About this Piece
After serving his country in the U.S. Army Air Corps during WWII, Elliott returned to Dallas and opened his own studio. He built a successful business serving the advertising and commercial artwork needs of numerous corporate clients.
In 1967, Elliott devoted most of his time to his first love – watercolor. He is considered one of Dallas’s best known and most accomplished watercolor artists. His paintings draw on observations from trips through Spain, Portugal, Colorado, Maine, and along the Texas Gulf coast. He was a member of the Southwestern Water Society, and his paintings, particularly his watercolors, have been widely collected.
He has exhibited in over 100 juried art exhibitions, winning over forty awards. His works are held in the collections of Diamond Shamrock Corporation, Southwestern Bell Telephone, John Deere Corporation, and numerous other corporate and private collections. During these years, he maintained memberships with the Texas Watercolor Society, Southwestern Watercolor Society, Texas Fine Arts Association, and Men’s Professional Art League.
About the Artist
William Elliott 1909-2001
William Elliott was born April 4, 1909 in Sedalia, Missouri. After his family moved to Dallas, in 1928 he graduated from Dallas’s Sunset High School, and then enrolled at John Tarleton College in Stephenville, Texas where he received a degree in architecture. Upon returning home, in 1931, he enrolled in Olin Travis’s Art Institute of Dallas. He had no money for tuition and, like Everett Spruce before him, cleaned the classrooms at the end of each day in exchange for lessons. He took classes for three years at Travis’ Art Institute cultivating friendships with other Dallas artists which he maintained throughout his career.
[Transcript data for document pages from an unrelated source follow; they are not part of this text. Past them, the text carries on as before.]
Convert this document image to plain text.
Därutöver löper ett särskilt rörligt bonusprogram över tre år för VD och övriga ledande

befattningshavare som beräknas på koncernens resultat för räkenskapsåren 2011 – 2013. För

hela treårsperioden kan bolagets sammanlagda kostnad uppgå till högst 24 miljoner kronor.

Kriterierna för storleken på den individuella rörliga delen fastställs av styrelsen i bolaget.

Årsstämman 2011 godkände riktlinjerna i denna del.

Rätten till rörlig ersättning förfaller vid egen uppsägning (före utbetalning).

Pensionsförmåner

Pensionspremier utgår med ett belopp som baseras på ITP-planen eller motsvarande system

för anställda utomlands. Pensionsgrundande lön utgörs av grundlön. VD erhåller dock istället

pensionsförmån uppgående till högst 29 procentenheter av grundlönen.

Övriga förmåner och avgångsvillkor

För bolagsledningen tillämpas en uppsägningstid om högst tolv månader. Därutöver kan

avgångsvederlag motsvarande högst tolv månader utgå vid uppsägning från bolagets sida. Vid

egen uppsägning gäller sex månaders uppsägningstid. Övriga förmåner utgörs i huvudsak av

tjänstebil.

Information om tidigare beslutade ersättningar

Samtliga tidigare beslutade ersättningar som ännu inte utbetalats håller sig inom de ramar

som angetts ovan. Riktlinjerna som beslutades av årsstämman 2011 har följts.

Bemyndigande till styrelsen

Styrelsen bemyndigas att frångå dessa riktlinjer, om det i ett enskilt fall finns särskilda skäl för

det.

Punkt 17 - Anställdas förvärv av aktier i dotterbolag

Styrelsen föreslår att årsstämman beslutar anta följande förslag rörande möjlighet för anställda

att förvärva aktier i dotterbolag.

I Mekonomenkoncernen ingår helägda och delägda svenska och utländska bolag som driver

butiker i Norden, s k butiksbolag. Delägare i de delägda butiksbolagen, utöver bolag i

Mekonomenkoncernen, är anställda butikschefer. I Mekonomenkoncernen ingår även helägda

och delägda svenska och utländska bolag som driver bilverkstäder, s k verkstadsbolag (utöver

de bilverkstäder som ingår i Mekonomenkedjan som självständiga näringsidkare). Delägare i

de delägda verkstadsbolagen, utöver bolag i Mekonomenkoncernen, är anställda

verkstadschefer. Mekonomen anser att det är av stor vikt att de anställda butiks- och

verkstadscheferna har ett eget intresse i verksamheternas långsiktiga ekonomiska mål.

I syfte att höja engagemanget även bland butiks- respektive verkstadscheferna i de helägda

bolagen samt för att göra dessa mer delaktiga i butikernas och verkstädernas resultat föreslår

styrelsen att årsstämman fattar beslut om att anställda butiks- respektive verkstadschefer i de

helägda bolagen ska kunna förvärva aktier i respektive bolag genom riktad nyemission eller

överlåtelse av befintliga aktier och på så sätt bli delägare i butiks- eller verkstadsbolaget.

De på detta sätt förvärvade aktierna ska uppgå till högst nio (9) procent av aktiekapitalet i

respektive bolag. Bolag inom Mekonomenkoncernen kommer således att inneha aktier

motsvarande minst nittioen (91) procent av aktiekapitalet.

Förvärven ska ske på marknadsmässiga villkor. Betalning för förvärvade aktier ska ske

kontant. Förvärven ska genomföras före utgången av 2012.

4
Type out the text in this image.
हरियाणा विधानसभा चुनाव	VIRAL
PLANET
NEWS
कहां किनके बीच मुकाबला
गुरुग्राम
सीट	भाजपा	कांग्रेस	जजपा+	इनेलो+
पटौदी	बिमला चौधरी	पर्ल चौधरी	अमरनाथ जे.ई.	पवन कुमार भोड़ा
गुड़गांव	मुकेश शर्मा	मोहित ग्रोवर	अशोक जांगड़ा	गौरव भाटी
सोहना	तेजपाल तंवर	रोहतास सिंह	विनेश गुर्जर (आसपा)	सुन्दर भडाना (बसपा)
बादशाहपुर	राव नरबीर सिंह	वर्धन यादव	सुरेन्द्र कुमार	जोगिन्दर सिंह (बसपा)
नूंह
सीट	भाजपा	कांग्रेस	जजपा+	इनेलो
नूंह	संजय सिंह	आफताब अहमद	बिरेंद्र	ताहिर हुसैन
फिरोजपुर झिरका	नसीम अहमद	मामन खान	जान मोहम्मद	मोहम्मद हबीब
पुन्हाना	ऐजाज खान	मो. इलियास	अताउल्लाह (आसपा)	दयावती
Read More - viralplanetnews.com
After Leaving the Institute, he took on his first full time job as a commercial artist, creating artwork for the Interstate Theater chain. He was provided a studio by Interstate in the Melba Theater Building. When he was not working on a project for Interstate, he would look out his window for passersby that he might be able to do convince to sit for him. He learned this technique for finding inexpensive sitters while at the Art Institute. While in the depths of the depression, most people were willing to sit for whatever Elliott was able to pay.
During this time, Elliott frequently worked in the field alongside his friends Reid Crowell, William Lester, Reveau Bassett, and Otis Dozier. They sketched and painted at locations throughout Dallas, and the surrounding rural areas together. Although he was friends with many of the Dallas Regionalist artists, he was not considered a Regionalist by the group because he made his living as a commercial artist. Amusingly, over the next 10 years, he exhibited his work alongside theirs during the Texas State Fair in Dallas’ competitive Allied Arts Exhibitions held in the Dallas Museum of Fine Art, and at the Carnegie Library in Fort Worth.
During World War II, Elliott served as a staff artist with the U. S. Army Air Corps. Elliott returned to Dallas after the war and opened his own studio. He built a successful business serving the advertising and commercial artwork needs of numerous corporate clients.
Because he had been so successful as a commercial artist, in the mid-1960’s he retired so he could devote himself full time to his first love – watercolor. To further his skill set, he went to the Art Students League in NYC to study with Robert Angelock and to Woodstock to study with Stefan Lokos.
Over the next 30 years, he became one of Dallas’s best known and most accomplished watercolor artists. His paintings draw on observations from trips through Spain, Portugal, Colorado, Maine, and along the Texas Gulf coast. He was a long-term member of the Southwestern Watercolor Society, and during his career, exhibited in over 100 juried art exhibitions, winning over forty awards. His works can be found in the collections of Diamond Shamrock Corporation, Southwestern Bell Telephone, John Deere Corporation, and numerous other corporate and private collections.